Intronic deletions reducing the donor-to-branchpoint length often fall outside of the canonical splice sites considered by many predictive algorithms used in clinical genetics and so their potentially deleterious effect on splicing is currently likely overlooked. Indeed, though our empirical testing shows profound-to-complete defects in HBB splicing with an intron 1 D-BP length of 44 nt, SpliceAI predicts no splicing abnormality. Prior to our own work, failure of splicing from short introns has been documented in RECQL4 [20], though the underlying mechanism was not described. Informed by our previous study [3], a number of publications have considered shortened intron length when interpreting variants, including a pathogenic intron 31 PKD1 variant [21]. Additionally, the recently developed tool Introme considers deletions rendering D-BP lengths < 45 nt as splice-altering [22]. While we agree D-BP lengths < 45 nt are near-guaranteed to alter splicing, our evidence now suggests this minimal length threshold will fail to detect many splice-altering, pathogenic, intronic deletions. Using Branchpointer to predict the dominant branchpoint in RECQL4 intron 8 allows us to see that the variant described by Wang et al reduces the canonical donor-to-branchpoint distance from 59 nt to 48 nt in the proband, a length our EMD and HBB studies show is subject to spliceosomal space constraint providing a mechanism of pathogenicity.
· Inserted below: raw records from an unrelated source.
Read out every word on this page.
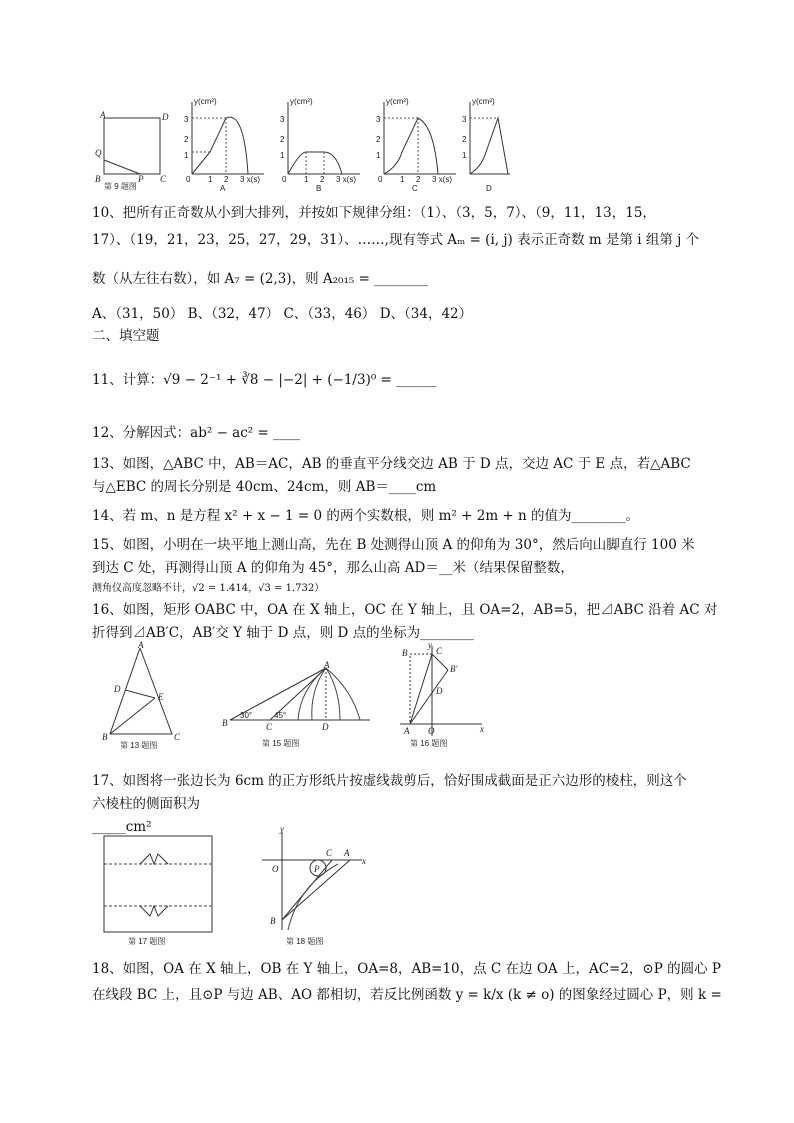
A	D
Q
B	P C
第 9 题图
y(cm²)
3
2
1
0 1 2 3 x(s)
A
y(cm²)
3
2
1
0 1 2 3 x(s)
B
y(cm²)
3
2
1
0 1 2 3 x(s)
C
y(cm²)
3
2
1
D
10、把所有正奇数从小到大排列，并按如下规律分组：（1）、（3，5，7）、（9，11，13，15，
17）、（19，21，23，25，27，29，31）、……,现有等式 Aₘ = (i, j) 表示正奇数 m 是第 i 组第 j 个
数（从左往右数），如 A₇ = (2,3)，则 A₂₀₁₅ = ________
A、（31，50） B、（32，47） C、（33，46） D、（34，42）
二、填空题
11、计算：√9 − 2⁻¹ + ∛8 − |−2| + (−1/3)⁰ = ______
12、分解因式：ab² − ac² = ____
13、如图，△ABC 中，AB＝AC，AB 的垂直平分线交边 AB 于 D 点，交边 AC 于 E 点，若△ABC
与△EBC 的周长分别是 40cm、24cm，则 AB＝____cm
14、若 m、n 是方程 x² + x − 1 = 0 的两个实数根，则 m² + 2m + n 的值为________。
15、如图，小明在一块平地上测山高，先在 B 处测得山顶 A 的仰角为 30°，然后向山脚直行 100 米
到达 C 处，再测得山顶 A 的仰角为 45°，那么山高 AD＝__米（结果保留整数，
测角仪高度忽略不计，√2 = 1.414，√3 = 1.732）
16、如图，矩形 OABC 中，OA 在 X 轴上，OC 在 Y 轴上，且 OA=2，AB=5，把⊿ABC 沿着 AC 对
折得到⊿AB′C，AB′交 Y 轴于 D 点，则 D 点的坐标为________
A
D
E
B	C
第 13 题图
A
B	C	D
30°	45°
第 15 题图
B	C
B′
D
A O
y
x
第 16 题图
17、如图将一张边长为 6cm 的正方形纸片按虚线裁剪后，恰好围成截面是正六边形的棱柱，则这个
六棱柱的侧面积为
_____cm²
第 17 题图
y
x
O
C A
P
B
第 18 题图
18、如图，OA 在 X 轴上，OB 在 Y 轴上，OA=8，AB=10，点 C 在边 OA 上，AC=2，⊙P 的圆心 P
在线段 BC 上，且⊙P 与边 AB、AO 都相切，若反比例函数 y = k/x (k ≠ o) 的图象经过圆心 P，则 k =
Our studies suggest that donor selection in short introns is a balance between the intrinsic strength of available donor sites and the biophysical space constraint created by D-BP distance. Our full-length HBB gene construct (D-BP 94 nt) bearing the c.79 G > A variant shows increased relative use of the strengthened CD1 at c.77, in agreement with previous reports [9]. Further, we observe a profound switch toward predominant or exclusive use of CD1 in c.79 G > A intron 1 deletion constructs, indicating the threshold for near-complete mis-splicing due to D-BP space constraint can depend upon proximity of a usable cryptic splice-site. In contrast, for WT c.79G constructs, CD1 use increases incrementally with decreasing D-BP length, with additional upstream CD2 activation at the shortest D-BP lengths of 44 or 47 nt, indicative of acute space constraint pressures alone.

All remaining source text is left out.